Overview
- Manufacturer: Mercedes-Benz
- Production: 1933-1937

Layout
- Configuration: Inline-6
- Displacement: 2.9 L (177 cu in)
- Cylinder bore: 78 mm (3.1 in)
- Piston stroke: 100 mm (3.9 in)
- Valvetrain: 12-valve, SOHC, two-valves per cylinder
- Compression ratio: 5.75:1

Combustion
- Fuel system: Carburetor
- Fuel type: Gasoline
- Oil system: Dry sump

Output
- Power output: 60 hp (45 kW)
- Torque output: 100–103 lb⋅ft (136–140 N⋅m)
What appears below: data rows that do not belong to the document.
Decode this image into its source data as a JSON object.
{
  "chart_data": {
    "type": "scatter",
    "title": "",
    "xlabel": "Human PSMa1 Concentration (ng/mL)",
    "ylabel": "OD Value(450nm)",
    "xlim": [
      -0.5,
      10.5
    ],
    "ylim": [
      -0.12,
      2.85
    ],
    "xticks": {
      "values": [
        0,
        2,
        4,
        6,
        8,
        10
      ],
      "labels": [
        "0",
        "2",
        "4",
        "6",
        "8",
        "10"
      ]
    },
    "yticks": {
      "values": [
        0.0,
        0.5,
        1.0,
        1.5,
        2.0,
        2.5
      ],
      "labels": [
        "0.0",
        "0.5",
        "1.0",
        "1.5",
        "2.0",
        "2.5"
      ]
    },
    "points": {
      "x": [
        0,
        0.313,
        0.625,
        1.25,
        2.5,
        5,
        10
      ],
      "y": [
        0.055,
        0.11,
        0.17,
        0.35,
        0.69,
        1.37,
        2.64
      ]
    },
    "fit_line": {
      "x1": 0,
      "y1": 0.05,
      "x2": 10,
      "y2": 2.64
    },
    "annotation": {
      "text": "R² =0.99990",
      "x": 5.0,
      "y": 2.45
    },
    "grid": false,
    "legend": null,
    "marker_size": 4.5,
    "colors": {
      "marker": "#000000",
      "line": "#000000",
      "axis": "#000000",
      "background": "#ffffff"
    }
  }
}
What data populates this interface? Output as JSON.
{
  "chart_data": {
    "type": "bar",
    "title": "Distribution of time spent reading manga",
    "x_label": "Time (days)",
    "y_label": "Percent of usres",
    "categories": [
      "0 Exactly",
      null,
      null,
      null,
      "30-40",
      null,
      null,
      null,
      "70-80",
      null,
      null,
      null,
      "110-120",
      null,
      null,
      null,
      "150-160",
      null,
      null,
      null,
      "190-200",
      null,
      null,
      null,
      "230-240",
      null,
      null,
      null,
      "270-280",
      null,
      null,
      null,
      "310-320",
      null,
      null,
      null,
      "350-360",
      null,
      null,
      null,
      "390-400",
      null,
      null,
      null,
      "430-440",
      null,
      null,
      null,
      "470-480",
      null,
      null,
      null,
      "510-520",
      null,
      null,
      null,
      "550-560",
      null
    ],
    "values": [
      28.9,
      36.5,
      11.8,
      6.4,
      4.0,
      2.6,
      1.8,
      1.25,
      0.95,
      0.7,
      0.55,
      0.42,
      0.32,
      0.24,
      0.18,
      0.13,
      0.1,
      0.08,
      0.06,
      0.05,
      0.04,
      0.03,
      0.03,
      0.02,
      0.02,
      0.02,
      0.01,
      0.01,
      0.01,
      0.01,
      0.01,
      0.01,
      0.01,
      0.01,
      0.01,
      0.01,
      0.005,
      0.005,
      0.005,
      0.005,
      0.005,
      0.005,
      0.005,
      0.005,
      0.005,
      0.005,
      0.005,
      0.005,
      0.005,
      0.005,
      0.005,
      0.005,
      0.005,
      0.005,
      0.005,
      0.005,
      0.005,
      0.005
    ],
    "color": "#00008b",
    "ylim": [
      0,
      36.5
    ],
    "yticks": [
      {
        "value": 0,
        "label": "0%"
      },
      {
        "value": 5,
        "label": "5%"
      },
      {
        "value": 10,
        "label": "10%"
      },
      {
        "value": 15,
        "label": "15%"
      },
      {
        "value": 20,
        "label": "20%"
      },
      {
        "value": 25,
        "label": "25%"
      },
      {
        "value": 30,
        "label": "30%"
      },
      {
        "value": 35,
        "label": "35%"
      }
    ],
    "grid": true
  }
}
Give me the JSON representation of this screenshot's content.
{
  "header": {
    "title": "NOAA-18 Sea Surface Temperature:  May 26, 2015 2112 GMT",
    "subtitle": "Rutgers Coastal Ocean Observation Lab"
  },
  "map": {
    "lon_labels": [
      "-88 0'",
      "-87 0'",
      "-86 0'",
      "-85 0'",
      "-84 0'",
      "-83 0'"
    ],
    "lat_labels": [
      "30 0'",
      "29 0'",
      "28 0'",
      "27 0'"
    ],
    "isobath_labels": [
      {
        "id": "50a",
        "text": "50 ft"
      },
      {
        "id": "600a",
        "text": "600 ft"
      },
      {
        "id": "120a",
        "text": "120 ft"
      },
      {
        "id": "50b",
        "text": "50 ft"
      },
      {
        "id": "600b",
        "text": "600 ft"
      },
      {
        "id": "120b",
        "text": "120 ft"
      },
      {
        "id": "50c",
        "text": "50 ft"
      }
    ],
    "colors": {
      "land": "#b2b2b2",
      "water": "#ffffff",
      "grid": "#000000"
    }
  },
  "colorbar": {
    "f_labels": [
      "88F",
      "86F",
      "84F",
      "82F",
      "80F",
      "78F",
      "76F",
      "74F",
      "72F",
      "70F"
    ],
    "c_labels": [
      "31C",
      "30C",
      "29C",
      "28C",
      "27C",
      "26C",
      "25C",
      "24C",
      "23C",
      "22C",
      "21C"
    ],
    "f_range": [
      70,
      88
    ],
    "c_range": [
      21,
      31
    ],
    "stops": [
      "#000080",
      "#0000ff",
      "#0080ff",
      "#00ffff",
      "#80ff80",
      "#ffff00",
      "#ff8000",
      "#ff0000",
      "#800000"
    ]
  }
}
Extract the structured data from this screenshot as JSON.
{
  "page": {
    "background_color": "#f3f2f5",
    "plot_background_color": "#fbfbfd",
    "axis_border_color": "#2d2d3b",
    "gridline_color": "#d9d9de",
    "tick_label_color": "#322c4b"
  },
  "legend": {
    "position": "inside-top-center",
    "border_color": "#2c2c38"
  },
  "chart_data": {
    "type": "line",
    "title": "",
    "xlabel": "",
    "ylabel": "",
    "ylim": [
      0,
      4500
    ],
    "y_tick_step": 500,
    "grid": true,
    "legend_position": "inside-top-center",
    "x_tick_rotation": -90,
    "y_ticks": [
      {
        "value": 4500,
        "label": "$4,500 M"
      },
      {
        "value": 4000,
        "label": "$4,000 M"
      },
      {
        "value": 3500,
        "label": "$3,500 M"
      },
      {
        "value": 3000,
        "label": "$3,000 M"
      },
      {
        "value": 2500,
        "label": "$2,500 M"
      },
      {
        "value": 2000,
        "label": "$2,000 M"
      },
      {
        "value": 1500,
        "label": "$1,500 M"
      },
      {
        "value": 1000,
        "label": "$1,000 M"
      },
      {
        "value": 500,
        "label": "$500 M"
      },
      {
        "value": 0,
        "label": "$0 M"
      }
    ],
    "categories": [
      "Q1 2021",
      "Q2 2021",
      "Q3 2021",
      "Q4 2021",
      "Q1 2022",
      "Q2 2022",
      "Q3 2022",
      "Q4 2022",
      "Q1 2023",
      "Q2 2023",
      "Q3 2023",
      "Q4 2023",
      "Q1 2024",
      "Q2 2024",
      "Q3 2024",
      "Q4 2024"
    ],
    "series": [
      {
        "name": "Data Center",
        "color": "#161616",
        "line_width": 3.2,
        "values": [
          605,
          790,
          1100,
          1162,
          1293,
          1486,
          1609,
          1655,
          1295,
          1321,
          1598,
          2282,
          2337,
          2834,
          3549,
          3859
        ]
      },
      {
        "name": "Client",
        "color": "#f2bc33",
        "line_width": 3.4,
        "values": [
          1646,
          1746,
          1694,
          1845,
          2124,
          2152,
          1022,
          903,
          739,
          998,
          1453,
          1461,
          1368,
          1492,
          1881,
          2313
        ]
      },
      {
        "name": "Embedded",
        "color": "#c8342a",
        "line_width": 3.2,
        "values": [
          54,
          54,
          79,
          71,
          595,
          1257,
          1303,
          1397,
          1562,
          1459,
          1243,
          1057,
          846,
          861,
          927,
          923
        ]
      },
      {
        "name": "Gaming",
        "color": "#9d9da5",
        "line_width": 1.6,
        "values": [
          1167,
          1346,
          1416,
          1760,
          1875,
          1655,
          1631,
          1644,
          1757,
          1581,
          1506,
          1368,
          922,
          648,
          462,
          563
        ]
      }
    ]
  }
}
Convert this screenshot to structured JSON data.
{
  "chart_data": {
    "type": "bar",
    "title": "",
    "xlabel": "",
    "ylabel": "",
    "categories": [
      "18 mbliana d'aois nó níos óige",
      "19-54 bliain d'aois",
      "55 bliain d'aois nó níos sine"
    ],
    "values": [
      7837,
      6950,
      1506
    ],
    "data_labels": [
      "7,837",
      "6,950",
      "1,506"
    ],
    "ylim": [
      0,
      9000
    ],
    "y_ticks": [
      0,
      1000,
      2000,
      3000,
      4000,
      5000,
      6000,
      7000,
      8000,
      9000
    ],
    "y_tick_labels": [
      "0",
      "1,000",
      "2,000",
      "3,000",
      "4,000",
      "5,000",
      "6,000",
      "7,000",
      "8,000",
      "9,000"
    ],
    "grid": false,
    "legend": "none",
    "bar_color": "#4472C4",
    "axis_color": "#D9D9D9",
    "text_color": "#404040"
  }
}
= Mercedes-Benz M18 engine =

The Mercedes-Benz M18 engine is a naturally-aspirated, 2.9-liter, straight-6, internal combustion piston engine, designed, developed and produced by Mercedes-Benz; between 1933 and 1937.

==M18 Engine==
The six-cylinder 2,867 cc side-valve engine produced a maximum output of 60 PS at 3,200 rpm. In 1935 the compression ratio was increased along with maximum power which was now given as 68 PS. Power was delivered to the rear wheels via a four-speed manual transmission with synchromesh on the top two ratios.